My father was angry with her when he found out that she’d told me the truth. I heard him say that I was too young to know about stuff like that. He was right, but I still understood what she was saying. After all, I moved things before without even touching them. My skin often twitched, buzzed, and sparkled, trying to release all the excess magic I didn’t know that I had. Once during an English lesson, I was upset—the teacher didn’t pick me for the school play—so, I blew up his coffee mug. No one knew it was me and I never told anyone about this, but deep down, I knew I had some sort of gift. Now I understood that it wasn’t all just a coincidence.

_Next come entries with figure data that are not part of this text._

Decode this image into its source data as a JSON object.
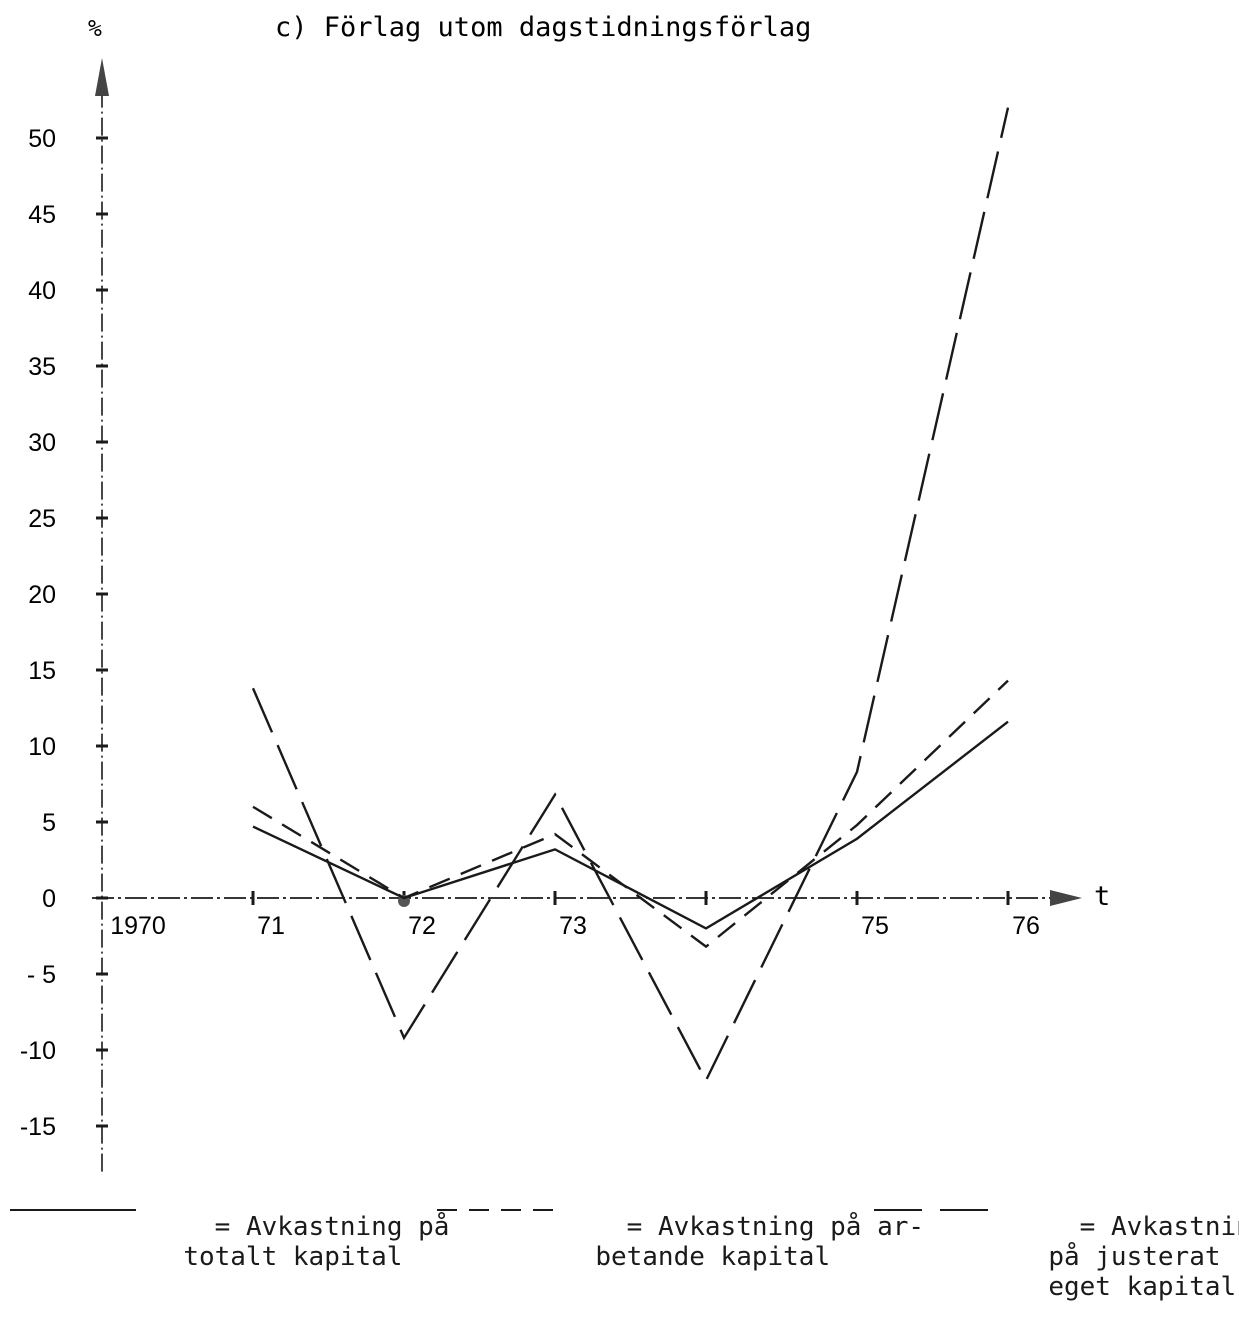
{
  "chart_data": {
    "type": "line",
    "title": "c) Förlag utom dagstidningsförlag",
    "ylabel": "%",
    "xlabel": "t",
    "x": [
      1970,
      1971,
      1972,
      1973,
      1974,
      1975,
      1976
    ],
    "x_tick_labels": [
      "1970",
      "71",
      "72",
      "73",
      "",
      "75",
      "76"
    ],
    "y_ticks": [
      50,
      45,
      40,
      35,
      30,
      25,
      20,
      15,
      10,
      5,
      0,
      -5,
      -10,
      -15
    ],
    "y_tick_labels": [
      "50",
      "45",
      "40",
      "35",
      "30",
      "25",
      "20",
      "15",
      "10",
      "5",
      "0",
      "- 5",
      "-10",
      "-15"
    ],
    "ylim": [
      -18,
      56
    ],
    "grid": false,
    "legend_position": "bottom",
    "series": [
      {
        "name": "Avkastning på totalt kapital",
        "line_style": "solid",
        "x": [
          1971,
          1972,
          1973,
          1974,
          1975,
          1976
        ],
        "values": [
          4.7,
          0,
          3.2,
          -2,
          3.9,
          11.6
        ]
      },
      {
        "name": "Avkastning på arbetande kapital",
        "line_style": "short-dash",
        "x": [
          1971,
          1972,
          1973,
          1974,
          1975,
          1976
        ],
        "values": [
          6,
          0,
          4.2,
          -3.2,
          4.8,
          14.3
        ]
      },
      {
        "name": "Avkastning på justerat eget kapital",
        "line_style": "long-dash",
        "x": [
          1971,
          1972,
          1973,
          1974,
          1975,
          1976
        ],
        "values": [
          13.8,
          -9.2,
          6.8,
          -12,
          8.3,
          52
        ]
      }
    ]
  },
  "legend": [
    {
      "eq": "=",
      "line1": "Avkastning på",
      "line2": "totalt kapital",
      "line3": ""
    },
    {
      "eq": "=",
      "line1": "Avkastning på ar-",
      "line2": "betande kapital",
      "line3": ""
    },
    {
      "eq": "=",
      "line1": "Avkastning",
      "line2": "på justerat",
      "line3": "eget kapital"
    }
  ]
}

From that day forward, I had to see my grandma every other weekend to train with her. This went on for several months until I almost burned the house down. After that, Grandma agreed that maybe I was too young for magic.
I knew that there was always something wrong with me. I felt suffocated by the fact that I couldn’t control my energy.
Some of my cousins called me a freak, and admitted I wasn’t like any of them. I only had half of the elven magical genes inside of me. On top of that, I was extremely clumsy. There were other factors that contributed to my lack of self-belief. I practised, but I always knew I would never be like the rest of my family.
My magic would explode randomly, and I was scaring humans. My grandmother decided that she couldn’t teach me anything more. She gave up, and I just had to deal with it, try to embrace my inability to control the magic that was still growing inside of me.
I just didn’t think I could ever fit in anywhere. I was destined to be the half-blooded elf who would never be able to control her own abilities.
I quickly dismissed those thoughts, telling myself I couldn’t think like that. I was independent, had a good job and loving parents. No one could take that away from me.